Goldman Sachs is out with a reaction to the Cyprus bailout deal negotiated over the weekend, the most controversial part of which entails a haircut on bank deposits, something that hasn’t yet been seen until now in the euro crisis saga.
Photo: Wikimedia Commons German PM Angela Merkel and Cypriot President Nicos Anastasiades
Goldman analyst Francisco Garzarelli says that while the deal could cause some short-term volatility, the fallout from Cyprus will likely be contained, assuming the controversial measures are able to survive a vote in the Cypriot parliament this week (which remains an open question).
The biggest worry is about how depositors in other peripheral euro area countries like Spain will perceive the deal, and whether they will question the safety of the deposits in their own banks, which could also be in need of another bailout in the future.

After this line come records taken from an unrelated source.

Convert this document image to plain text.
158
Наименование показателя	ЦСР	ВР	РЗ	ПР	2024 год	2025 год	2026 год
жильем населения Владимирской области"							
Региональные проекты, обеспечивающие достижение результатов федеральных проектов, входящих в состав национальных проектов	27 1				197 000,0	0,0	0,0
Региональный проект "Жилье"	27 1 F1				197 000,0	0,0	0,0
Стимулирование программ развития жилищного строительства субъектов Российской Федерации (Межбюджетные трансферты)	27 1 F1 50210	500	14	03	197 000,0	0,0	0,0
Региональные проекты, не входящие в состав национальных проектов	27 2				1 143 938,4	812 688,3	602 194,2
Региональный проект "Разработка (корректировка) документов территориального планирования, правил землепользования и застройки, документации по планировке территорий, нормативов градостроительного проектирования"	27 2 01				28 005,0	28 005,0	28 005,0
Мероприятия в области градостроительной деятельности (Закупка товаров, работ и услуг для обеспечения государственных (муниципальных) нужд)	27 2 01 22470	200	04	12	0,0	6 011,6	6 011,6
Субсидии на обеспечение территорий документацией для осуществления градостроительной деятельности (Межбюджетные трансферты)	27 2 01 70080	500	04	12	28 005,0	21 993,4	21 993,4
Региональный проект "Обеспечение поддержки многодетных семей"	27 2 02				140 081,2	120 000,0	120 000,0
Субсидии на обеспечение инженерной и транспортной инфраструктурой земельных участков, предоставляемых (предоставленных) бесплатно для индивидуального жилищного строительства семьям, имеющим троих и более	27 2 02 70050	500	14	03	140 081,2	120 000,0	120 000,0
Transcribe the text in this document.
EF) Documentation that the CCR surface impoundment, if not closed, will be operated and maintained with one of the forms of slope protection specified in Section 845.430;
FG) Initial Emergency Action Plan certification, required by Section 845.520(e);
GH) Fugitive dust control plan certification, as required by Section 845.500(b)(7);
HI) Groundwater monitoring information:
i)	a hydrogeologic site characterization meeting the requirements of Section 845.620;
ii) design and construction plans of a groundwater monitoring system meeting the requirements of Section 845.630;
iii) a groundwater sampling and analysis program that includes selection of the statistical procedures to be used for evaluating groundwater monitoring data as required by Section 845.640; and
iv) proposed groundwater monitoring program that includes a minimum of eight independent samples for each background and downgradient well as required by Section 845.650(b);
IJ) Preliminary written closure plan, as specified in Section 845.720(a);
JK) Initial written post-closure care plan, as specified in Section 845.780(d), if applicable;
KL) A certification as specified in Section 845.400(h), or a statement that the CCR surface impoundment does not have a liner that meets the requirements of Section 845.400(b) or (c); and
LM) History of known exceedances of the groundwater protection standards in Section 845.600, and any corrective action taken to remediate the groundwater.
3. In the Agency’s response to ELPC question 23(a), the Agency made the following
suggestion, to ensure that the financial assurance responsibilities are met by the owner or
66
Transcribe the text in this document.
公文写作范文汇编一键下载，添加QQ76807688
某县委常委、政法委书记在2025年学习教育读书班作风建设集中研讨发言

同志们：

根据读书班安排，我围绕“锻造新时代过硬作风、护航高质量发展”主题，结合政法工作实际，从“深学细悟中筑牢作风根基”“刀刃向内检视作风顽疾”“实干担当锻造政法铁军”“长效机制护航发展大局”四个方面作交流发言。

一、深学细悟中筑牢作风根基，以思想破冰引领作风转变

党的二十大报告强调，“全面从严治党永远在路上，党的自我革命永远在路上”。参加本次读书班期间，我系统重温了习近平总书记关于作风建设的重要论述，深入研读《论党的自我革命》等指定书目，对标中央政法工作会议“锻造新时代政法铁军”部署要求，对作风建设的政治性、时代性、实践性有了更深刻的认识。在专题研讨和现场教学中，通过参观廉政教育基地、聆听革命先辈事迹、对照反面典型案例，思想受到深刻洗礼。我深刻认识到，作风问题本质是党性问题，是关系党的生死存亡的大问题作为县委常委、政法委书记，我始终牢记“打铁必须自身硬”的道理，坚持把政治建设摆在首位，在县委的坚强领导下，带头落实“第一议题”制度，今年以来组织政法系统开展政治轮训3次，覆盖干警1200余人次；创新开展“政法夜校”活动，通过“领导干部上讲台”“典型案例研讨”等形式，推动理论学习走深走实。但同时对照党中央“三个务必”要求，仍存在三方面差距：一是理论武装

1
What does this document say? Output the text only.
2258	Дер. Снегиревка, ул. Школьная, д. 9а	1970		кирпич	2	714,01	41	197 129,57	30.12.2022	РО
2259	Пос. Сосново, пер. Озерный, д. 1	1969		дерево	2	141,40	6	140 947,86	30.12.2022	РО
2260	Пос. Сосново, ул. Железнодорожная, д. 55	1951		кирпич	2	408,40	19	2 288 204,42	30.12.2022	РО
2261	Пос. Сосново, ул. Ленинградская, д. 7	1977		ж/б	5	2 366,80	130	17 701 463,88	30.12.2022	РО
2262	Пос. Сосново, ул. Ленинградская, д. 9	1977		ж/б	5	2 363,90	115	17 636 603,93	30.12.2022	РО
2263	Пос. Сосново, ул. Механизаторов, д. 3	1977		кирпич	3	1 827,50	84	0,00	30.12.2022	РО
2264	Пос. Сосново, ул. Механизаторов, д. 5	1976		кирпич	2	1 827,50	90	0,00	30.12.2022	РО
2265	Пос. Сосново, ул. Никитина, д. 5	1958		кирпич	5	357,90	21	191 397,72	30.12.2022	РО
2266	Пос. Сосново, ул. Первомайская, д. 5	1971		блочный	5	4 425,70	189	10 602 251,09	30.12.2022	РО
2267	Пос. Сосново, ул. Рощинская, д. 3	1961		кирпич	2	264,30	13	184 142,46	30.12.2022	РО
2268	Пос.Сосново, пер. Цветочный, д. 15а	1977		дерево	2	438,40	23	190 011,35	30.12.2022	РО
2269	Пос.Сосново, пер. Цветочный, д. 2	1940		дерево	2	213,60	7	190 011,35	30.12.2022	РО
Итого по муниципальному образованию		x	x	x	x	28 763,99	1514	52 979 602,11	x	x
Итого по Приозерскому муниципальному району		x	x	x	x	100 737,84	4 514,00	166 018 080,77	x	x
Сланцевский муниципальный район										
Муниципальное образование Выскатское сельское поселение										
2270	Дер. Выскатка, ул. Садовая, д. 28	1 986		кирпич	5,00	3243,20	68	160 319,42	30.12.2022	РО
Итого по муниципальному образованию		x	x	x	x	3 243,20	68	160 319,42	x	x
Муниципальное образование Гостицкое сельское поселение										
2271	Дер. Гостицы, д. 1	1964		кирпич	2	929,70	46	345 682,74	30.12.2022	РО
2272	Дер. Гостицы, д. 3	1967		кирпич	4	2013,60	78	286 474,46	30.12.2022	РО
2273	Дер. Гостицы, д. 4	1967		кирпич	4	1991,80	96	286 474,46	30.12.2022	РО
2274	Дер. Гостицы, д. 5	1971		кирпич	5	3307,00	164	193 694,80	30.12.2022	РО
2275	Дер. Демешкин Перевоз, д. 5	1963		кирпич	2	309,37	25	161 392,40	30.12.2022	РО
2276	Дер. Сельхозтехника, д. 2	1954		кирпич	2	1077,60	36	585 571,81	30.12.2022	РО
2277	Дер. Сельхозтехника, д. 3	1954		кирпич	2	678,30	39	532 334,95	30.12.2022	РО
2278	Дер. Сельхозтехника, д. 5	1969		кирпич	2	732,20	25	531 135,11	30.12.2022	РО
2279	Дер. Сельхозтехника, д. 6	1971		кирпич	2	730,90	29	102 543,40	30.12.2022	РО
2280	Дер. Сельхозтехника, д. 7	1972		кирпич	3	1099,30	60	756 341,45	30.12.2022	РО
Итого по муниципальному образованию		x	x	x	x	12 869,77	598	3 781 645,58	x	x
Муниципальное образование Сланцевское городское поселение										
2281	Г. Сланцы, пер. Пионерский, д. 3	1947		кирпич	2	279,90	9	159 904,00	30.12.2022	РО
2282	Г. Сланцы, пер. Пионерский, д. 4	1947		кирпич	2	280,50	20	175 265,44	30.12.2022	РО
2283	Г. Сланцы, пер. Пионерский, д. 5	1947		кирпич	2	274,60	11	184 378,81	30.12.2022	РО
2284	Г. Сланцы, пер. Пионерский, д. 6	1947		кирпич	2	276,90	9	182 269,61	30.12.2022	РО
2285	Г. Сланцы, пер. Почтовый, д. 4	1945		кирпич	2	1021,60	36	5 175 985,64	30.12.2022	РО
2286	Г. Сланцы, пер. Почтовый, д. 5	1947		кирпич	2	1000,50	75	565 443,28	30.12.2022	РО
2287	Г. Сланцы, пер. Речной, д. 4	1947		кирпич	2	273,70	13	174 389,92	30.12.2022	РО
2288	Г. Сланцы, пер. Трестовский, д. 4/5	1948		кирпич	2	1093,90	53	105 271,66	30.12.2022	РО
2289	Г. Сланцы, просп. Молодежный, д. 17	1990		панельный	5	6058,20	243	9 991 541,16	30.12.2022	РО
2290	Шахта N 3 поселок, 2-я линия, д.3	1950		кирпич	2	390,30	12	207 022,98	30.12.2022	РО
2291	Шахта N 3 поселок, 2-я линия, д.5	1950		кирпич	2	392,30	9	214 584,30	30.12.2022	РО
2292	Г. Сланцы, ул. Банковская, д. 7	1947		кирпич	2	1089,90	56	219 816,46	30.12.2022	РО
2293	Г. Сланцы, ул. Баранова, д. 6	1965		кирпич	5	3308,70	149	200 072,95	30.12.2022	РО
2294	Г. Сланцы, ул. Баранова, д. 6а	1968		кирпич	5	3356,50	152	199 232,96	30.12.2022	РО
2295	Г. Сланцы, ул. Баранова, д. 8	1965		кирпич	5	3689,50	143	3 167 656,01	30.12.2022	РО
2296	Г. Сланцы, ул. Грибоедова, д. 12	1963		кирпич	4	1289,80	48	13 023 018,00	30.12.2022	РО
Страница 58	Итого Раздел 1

Garzarelli thinks that the ECB stands at the ready, writing, “Should there be evidence of deposit flight in peripheral countries, ad hoc operations, including the use of ELA facilities, are possible.”
He does say, however, that there are still two key takeaways from the Cyprus bailout deal.
The first point is that this deal is a natural continuation of a trend developing on the euro bank bailouts front: private creditors are being asked to share more and more of the burden of restructuring.
In this case, it meant that depositors had to the loss, as there weren’t many private bondholders to impose a haircut on to begin with. The point, though, is that the government is on the hook for less than if it underwrote the whole bailout with taxpayer money.
This was the main reason why the EU and the IMF wanted deposit haircuts in the first place – a bailout from the EU that footed the entire cost of the restructuring would have caused Cypriot government debt to rise to what the IMF deems unsustainable levels, and that means the IMF couldn’t get involved.
All of this is to say that the structure of the deal could be positive for Cypriot government debt, according to Garzarelli:
The new ‘policy doctrine’. Tackling Europe’s private and public debt-overhang involves making distributional choices. Starting with the rescue package for the Spanish cajas, Euro area authorities have resolved to a more extensive, and at times creative, burden sharing with bank creditors. The losses inflicted to holders of junior claims on Bankia in Spain and SNS in the Netherlands provide recent examples. The distance with what happened in Ireland, where the government underwrote in full bank liabilities, could not be greater. We flagged this key policy shift several months ago, arguing that public debt was likely to benefit on a relative basis to bank debt. Provided efforts to fulfil conditionality are made, as in the case in Portugal, Ireland and Spain, government bond holders have benefitted from the transformation of private debt into longer dated subsidized loans provided by the EFSF/ESM. Although these institutions are de iure senior creditors, in all existing programs their status has been relaxed and the funds are disbursed on a pari passu basis. In principle, the fortunes of Cypriot government bonds could be similar to Portugal’s. But this depends on the Cypriot Parliament, which is being called to decide whether to endorse the deal or not, and the government, which will have to manage the adjustment.
Second, given the trend toward increased burden-sharing, investors and lenders will be more selective about who their counterparties are. This means weaker banks will increasingly have to pay up more for funding than stronger banks.
The bank capital question. Especially in recession stricken European countries, including Italy, investors continue to question the capital adequacy of the mid-tier and small financial institutions, especially those that are un-listed and with less transparent balance sheets. Such scrutiny will not go away, and the Spanish and Cypriot precedents will reinforce the segmentation of the funding costs, both across EMU countries and increasingly within national banking systems. The ECB can provide liquidity, not capital. The vexed question of the direct interventions by the ESM in Euro area banks will come again to the fore.
Those are Goldman’s takeaways. Developments today – including a proposed revision to the distribution of the haircut on depositors – foretell an interesting week ahead in Cyprus.